# Curious about my gutters and sump pumps



## tack77 (Jul 29, 2011)

Hello,

I just closed on a house Monday, built in 2005.  In the basement, I have 2 sump pumps, located in either corner on the back side of the house.  During the home inspection, my inspector told me that  this was a good system and one pump would work if the other wasn't, so i thought this was great.  One pump when plugged in wouldn't stop running and he said it had stuck float and would need to be repaired ( have radon covers over each one, so he didnt remove them for inspection)

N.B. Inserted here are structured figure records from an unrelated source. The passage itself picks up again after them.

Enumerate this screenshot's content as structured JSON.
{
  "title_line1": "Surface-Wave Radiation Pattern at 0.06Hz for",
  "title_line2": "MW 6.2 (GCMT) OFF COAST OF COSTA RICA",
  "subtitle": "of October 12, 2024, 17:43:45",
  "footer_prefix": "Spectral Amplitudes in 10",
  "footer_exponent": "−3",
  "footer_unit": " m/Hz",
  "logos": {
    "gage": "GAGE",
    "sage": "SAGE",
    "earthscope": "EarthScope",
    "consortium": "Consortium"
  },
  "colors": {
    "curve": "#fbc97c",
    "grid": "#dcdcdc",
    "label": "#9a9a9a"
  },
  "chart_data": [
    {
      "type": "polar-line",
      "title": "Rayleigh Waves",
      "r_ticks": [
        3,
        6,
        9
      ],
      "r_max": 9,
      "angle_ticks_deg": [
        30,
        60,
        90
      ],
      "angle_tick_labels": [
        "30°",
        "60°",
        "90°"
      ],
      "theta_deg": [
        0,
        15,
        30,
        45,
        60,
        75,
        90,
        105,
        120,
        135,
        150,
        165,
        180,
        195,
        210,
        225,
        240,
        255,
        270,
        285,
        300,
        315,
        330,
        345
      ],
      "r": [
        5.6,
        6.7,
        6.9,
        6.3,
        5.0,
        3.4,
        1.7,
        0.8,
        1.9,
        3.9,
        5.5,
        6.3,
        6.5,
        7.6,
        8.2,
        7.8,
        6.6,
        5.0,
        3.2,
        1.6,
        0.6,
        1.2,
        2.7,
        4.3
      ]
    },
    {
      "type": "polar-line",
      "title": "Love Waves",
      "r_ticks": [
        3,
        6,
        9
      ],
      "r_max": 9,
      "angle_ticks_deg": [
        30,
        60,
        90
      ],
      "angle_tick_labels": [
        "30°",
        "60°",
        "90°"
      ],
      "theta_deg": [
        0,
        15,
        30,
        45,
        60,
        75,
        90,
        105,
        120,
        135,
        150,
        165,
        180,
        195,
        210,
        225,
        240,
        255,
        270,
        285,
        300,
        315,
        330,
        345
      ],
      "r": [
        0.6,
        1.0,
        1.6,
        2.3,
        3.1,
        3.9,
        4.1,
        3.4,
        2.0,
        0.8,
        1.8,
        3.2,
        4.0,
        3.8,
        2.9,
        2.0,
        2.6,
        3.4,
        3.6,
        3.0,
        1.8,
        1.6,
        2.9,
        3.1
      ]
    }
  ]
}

Anyway, getting to the sad part, I closed on the house on Monday, and Tuesday we had a hilacious rain storm here.  After working a midnight shift, i drove the the new house and found my basement with about a half inch of water over the whole thing.  Ive never had a sump pump before so I knew nothing about them, but obviously one pump wasn't plugged in, so therefore not working.  The pump on the other side of the basement would kick on every couple of minutes, shoot some water then shut off.  I plugged in the other pump and it started depleting water in the basement right away.  I took the gazillion screws off of the radon cover, and pulled slightly on the pump fixture and must have shook something loose, and the pump started working as it should.  My father in law came to look at it and said the pump was running fine, but I opted to replace it instead of taking a chance with it.

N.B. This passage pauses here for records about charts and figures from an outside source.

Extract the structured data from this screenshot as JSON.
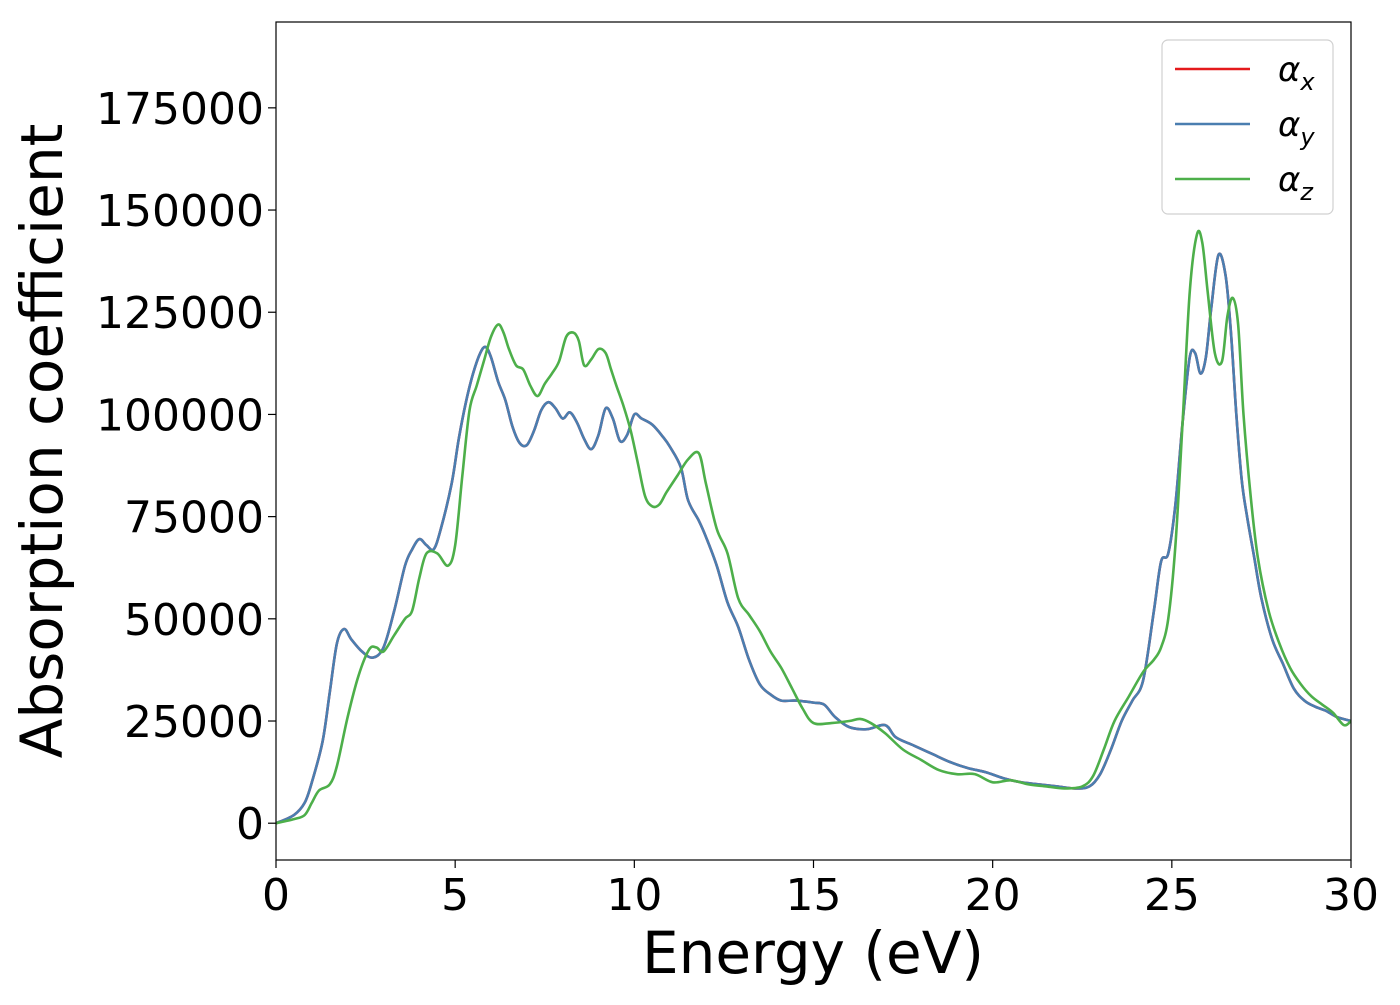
{
  "chart_data": {
    "type": "line",
    "title": "",
    "xlabel": "Energy (eV)",
    "ylabel": "Absorption coefficient",
    "xlim": [
      0,
      30
    ],
    "ylim": [
      -9000,
      196000
    ],
    "xticks": [
      0,
      5,
      10,
      15,
      20,
      25,
      30
    ],
    "yticks": [
      0,
      25000,
      50000,
      75000,
      100000,
      125000,
      150000,
      175000
    ],
    "grid": false,
    "legend_position": "top-right",
    "series": [
      {
        "name": "αx",
        "name_base": "α",
        "name_sub": "x",
        "color": "#e41a1c",
        "x": [
          0,
          0.5,
          0.8,
          1.0,
          1.3,
          1.5,
          1.7,
          1.9,
          2.1,
          2.4,
          2.7,
          3.0,
          3.3,
          3.6,
          3.8,
          4.0,
          4.2,
          4.4,
          4.6,
          4.9,
          5.1,
          5.3,
          5.5,
          5.7,
          5.85,
          6.0,
          6.2,
          6.4,
          6.6,
          6.8,
          7.0,
          7.2,
          7.4,
          7.6,
          7.8,
          8.0,
          8.2,
          8.4,
          8.6,
          8.8,
          9.0,
          9.2,
          9.4,
          9.6,
          9.8,
          10.0,
          10.2,
          10.5,
          10.8,
          11.0,
          11.3,
          11.5,
          11.8,
          12.0,
          12.3,
          12.6,
          12.9,
          13.2,
          13.5,
          13.8,
          14.1,
          14.5,
          15.0,
          15.3,
          15.6,
          16.0,
          16.5,
          17.0,
          17.3,
          17.8,
          18.3,
          18.8,
          19.3,
          19.8,
          20.3,
          20.8,
          21.3,
          21.8,
          22.3,
          22.7,
          23.0,
          23.3,
          23.6,
          23.9,
          24.2,
          24.5,
          24.7,
          24.9,
          25.1,
          25.3,
          25.5,
          25.65,
          25.8,
          25.95,
          26.1,
          26.3,
          26.5,
          26.65,
          26.8,
          26.95,
          27.1,
          27.3,
          27.5,
          27.8,
          28.1,
          28.4,
          28.7,
          29.0,
          29.3,
          29.6,
          30.0
        ],
        "y": [
          0,
          2000,
          5000,
          10000,
          20000,
          32000,
          44000,
          47500,
          45000,
          42000,
          40500,
          43000,
          52000,
          63000,
          67000,
          69500,
          68000,
          67000,
          72000,
          83000,
          94000,
          103000,
          110000,
          115000,
          116500,
          114000,
          108000,
          103500,
          97000,
          93000,
          92500,
          96000,
          101000,
          103000,
          101500,
          99000,
          100500,
          98000,
          94000,
          91500,
          95000,
          101500,
          99000,
          93500,
          95000,
          100000,
          99000,
          97500,
          94500,
          92000,
          87000,
          79000,
          74000,
          70000,
          63000,
          54000,
          48000,
          40000,
          34000,
          31500,
          30000,
          30000,
          29500,
          29000,
          26000,
          23500,
          23000,
          24000,
          21000,
          19000,
          17000,
          15000,
          13500,
          12500,
          11000,
          10000,
          9500,
          9000,
          8500,
          9000,
          12000,
          18000,
          25000,
          30000,
          35000,
          52000,
          64000,
          66000,
          78000,
          98000,
          114000,
          115000,
          110000,
          114000,
          126000,
          139000,
          134000,
          120000,
          100000,
          84000,
          75000,
          65000,
          55000,
          45000,
          39000,
          33000,
          30000,
          28500,
          27500,
          26000,
          25000
        ]
      },
      {
        "name": "αy",
        "name_base": "α",
        "name_sub": "y",
        "color": "#4a7eb0",
        "x": [
          0,
          0.5,
          0.8,
          1.0,
          1.3,
          1.5,
          1.7,
          1.9,
          2.1,
          2.4,
          2.7,
          3.0,
          3.3,
          3.6,
          3.8,
          4.0,
          4.2,
          4.4,
          4.6,
          4.9,
          5.1,
          5.3,
          5.5,
          5.7,
          5.85,
          6.0,
          6.2,
          6.4,
          6.6,
          6.8,
          7.0,
          7.2,
          7.4,
          7.6,
          7.8,
          8.0,
          8.2,
          8.4,
          8.6,
          8.8,
          9.0,
          9.2,
          9.4,
          9.6,
          9.8,
          10.0,
          10.2,
          10.5,
          10.8,
          11.0,
          11.3,
          11.5,
          11.8,
          12.0,
          12.3,
          12.6,
          12.9,
          13.2,
          13.5,
          13.8,
          14.1,
          14.5,
          15.0,
          15.3,
          15.6,
          16.0,
          16.5,
          17.0,
          17.3,
          17.8,
          18.3,
          18.8,
          19.3,
          19.8,
          20.3,
          20.8,
          21.3,
          21.8,
          22.3,
          22.7,
          23.0,
          23.3,
          23.6,
          23.9,
          24.2,
          24.5,
          24.7,
          24.9,
          25.1,
          25.3,
          25.5,
          25.65,
          25.8,
          25.95,
          26.1,
          26.3,
          26.5,
          26.65,
          26.8,
          26.95,
          27.1,
          27.3,
          27.5,
          27.8,
          28.1,
          28.4,
          28.7,
          29.0,
          29.3,
          29.6,
          30.0
        ],
        "y": [
          0,
          2000,
          5000,
          10000,
          20000,
          32000,
          44000,
          47500,
          45000,
          42000,
          40500,
          43000,
          52000,
          63000,
          67000,
          69500,
          68000,
          67000,
          72000,
          83000,
          94000,
          103000,
          110000,
          115000,
          116500,
          114000,
          108000,
          103500,
          97000,
          93000,
          92500,
          96000,
          101000,
          103000,
          101500,
          99000,
          100500,
          98000,
          94000,
          91500,
          95000,
          101500,
          99000,
          93500,
          95000,
          100000,
          99000,
          97500,
          94500,
          92000,
          87000,
          79000,
          74000,
          70000,
          63000,
          54000,
          48000,
          40000,
          34000,
          31500,
          30000,
          30000,
          29500,
          29000,
          26000,
          23500,
          23000,
          24000,
          21000,
          19000,
          17000,
          15000,
          13500,
          12500,
          11000,
          10000,
          9500,
          9000,
          8500,
          9000,
          12000,
          18000,
          25000,
          30000,
          35000,
          52000,
          64000,
          66000,
          78000,
          98000,
          114000,
          115000,
          110000,
          114000,
          126000,
          139000,
          134000,
          120000,
          100000,
          84000,
          75000,
          65000,
          55000,
          45000,
          39000,
          33000,
          30000,
          28500,
          27500,
          26000,
          25000
        ]
      },
      {
        "name": "αz",
        "name_base": "α",
        "name_sub": "z",
        "color": "#4daf4a",
        "x": [
          0,
          0.5,
          0.8,
          1.0,
          1.2,
          1.5,
          1.7,
          2.0,
          2.3,
          2.6,
          2.8,
          3.0,
          3.3,
          3.6,
          3.8,
          4.0,
          4.2,
          4.5,
          4.8,
          5.0,
          5.2,
          5.4,
          5.6,
          5.8,
          6.0,
          6.2,
          6.35,
          6.5,
          6.7,
          6.9,
          7.1,
          7.3,
          7.5,
          7.7,
          7.9,
          8.1,
          8.3,
          8.45,
          8.6,
          8.8,
          9.0,
          9.2,
          9.35,
          9.5,
          9.7,
          9.9,
          10.1,
          10.3,
          10.5,
          10.7,
          10.9,
          11.2,
          11.5,
          11.8,
          12.0,
          12.3,
          12.6,
          12.9,
          13.2,
          13.5,
          13.8,
          14.1,
          14.4,
          14.7,
          15.0,
          15.5,
          16.0,
          16.3,
          16.6,
          17.0,
          17.5,
          18.0,
          18.5,
          19.0,
          19.5,
          20.0,
          20.5,
          21.0,
          21.5,
          22.0,
          22.5,
          22.8,
          23.1,
          23.4,
          23.8,
          24.2,
          24.5,
          24.7,
          24.9,
          25.1,
          25.3,
          25.5,
          25.7,
          25.85,
          26.0,
          26.2,
          26.4,
          26.55,
          26.7,
          26.85,
          27.0,
          27.2,
          27.4,
          27.7,
          28.0,
          28.3,
          28.6,
          28.9,
          29.2,
          29.5,
          29.8,
          30.0
        ],
        "y": [
          0,
          1000,
          2000,
          5000,
          8000,
          9500,
          14000,
          26000,
          36000,
          42500,
          43000,
          42000,
          46000,
          50000,
          52000,
          60000,
          66000,
          66000,
          63000,
          68000,
          85000,
          101000,
          107000,
          113000,
          119000,
          122000,
          120000,
          116000,
          112000,
          111000,
          107000,
          104500,
          107500,
          110000,
          113000,
          119000,
          120000,
          118000,
          112000,
          113500,
          116000,
          115000,
          111000,
          107000,
          102000,
          96000,
          88000,
          80000,
          77500,
          78000,
          81000,
          85000,
          89000,
          90500,
          83000,
          72000,
          66000,
          55000,
          51000,
          47000,
          42000,
          38000,
          33000,
          28000,
          24500,
          24500,
          25000,
          25500,
          24500,
          22000,
          18000,
          15500,
          13000,
          12000,
          12000,
          10000,
          10500,
          9500,
          9000,
          8500,
          9000,
          11500,
          18000,
          25000,
          31000,
          37000,
          40000,
          43000,
          50000,
          68000,
          98000,
          130000,
          144000,
          142000,
          130000,
          115000,
          113000,
          124000,
          128500,
          122000,
          100000,
          80000,
          65000,
          52000,
          44000,
          38000,
          34000,
          31000,
          29000,
          27000,
          24000,
          25000
        ]
      }
    ]
  }
}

Ok, my father in law said he never had seen a set up with the 2 sump pumps like that so he wasn't really sure how it was set up.  When its raining hard, the new pump runs like crazy, but the other hardly kicks on.  Could this be a rpimary and a back up to control water if it gets too high int the basement?

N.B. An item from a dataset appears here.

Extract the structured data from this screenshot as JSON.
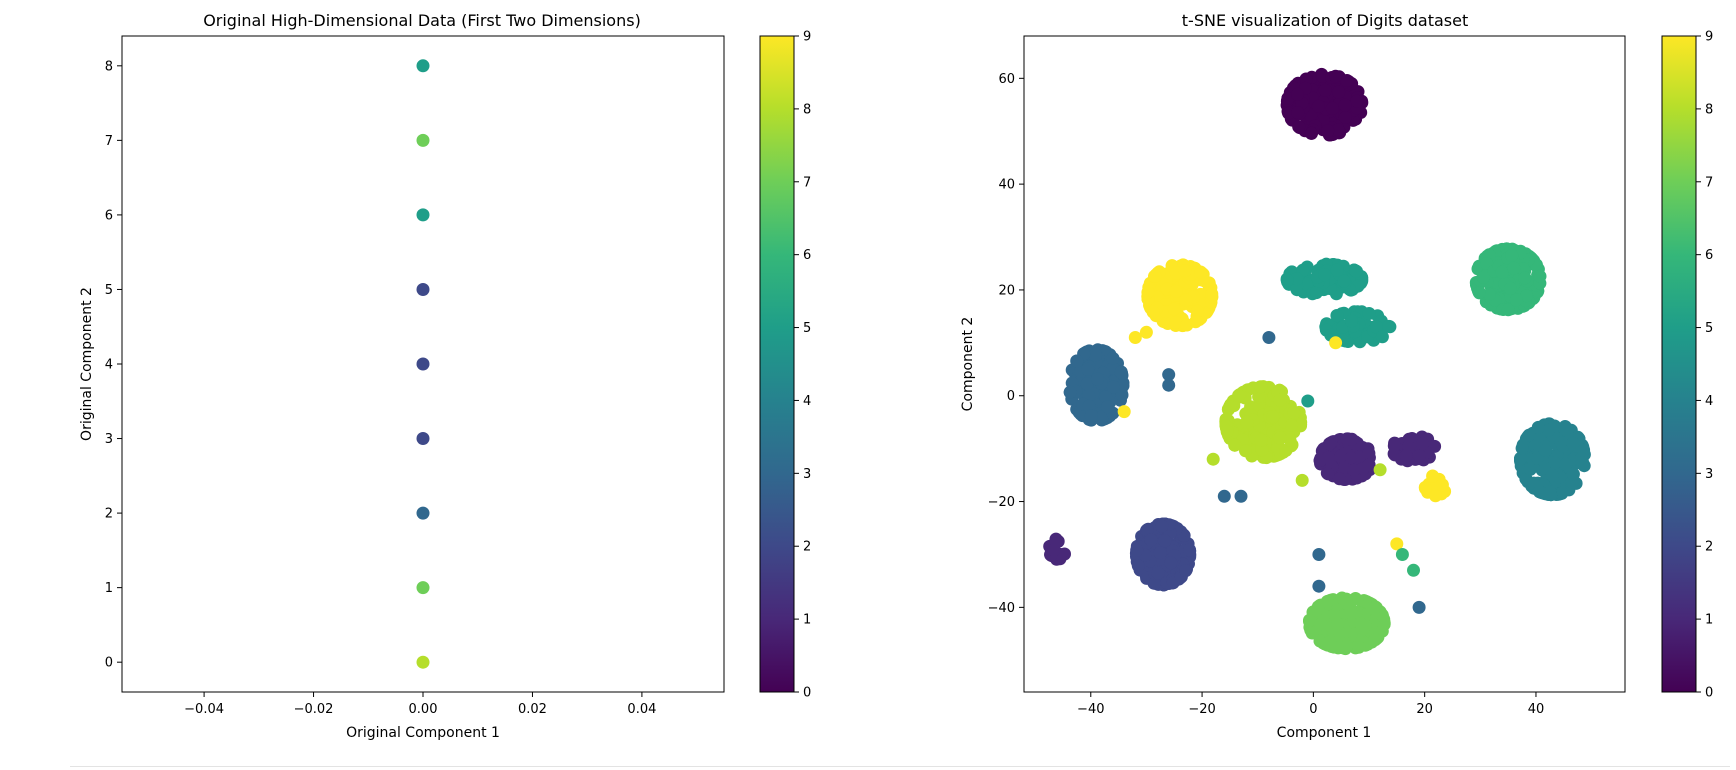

Also, my downspouts are piped right into the ground (assumably to the sump pumps), my father in law said in his residence, this kind of setup isn't even allowed.  

So Im wondering, is there any other way i could set this up to keep water out of the basement?  Could I put downspout extenders out into the yard instead of having them run to the sumps to prevent all that water in case of a sump failure?  Or is this set up like this for a reason maybe?  

ANy help or info greatly appreciated!


Tack


----------



## Redwood (Jul 29, 2011)

You definitely do not want the downspouts going into a sump pump...

Usually in a backup situation you will see 2 pumps in the same pit, not in separate pits...
Me thinks the home inspector may not have known what he was talking about....


Take a look at these links...

Zoeller Aquanot I & II Battery Backup Sump Pump Review

Duplex Sump Pumps For A Dry Basement


----------



## kok328 (Jul 29, 2011)

I've never seen this dual pump setup either but, yes, I would cut the downspouts and attach an elbow and redirect them away from the house with a 8' section of downspout.


----------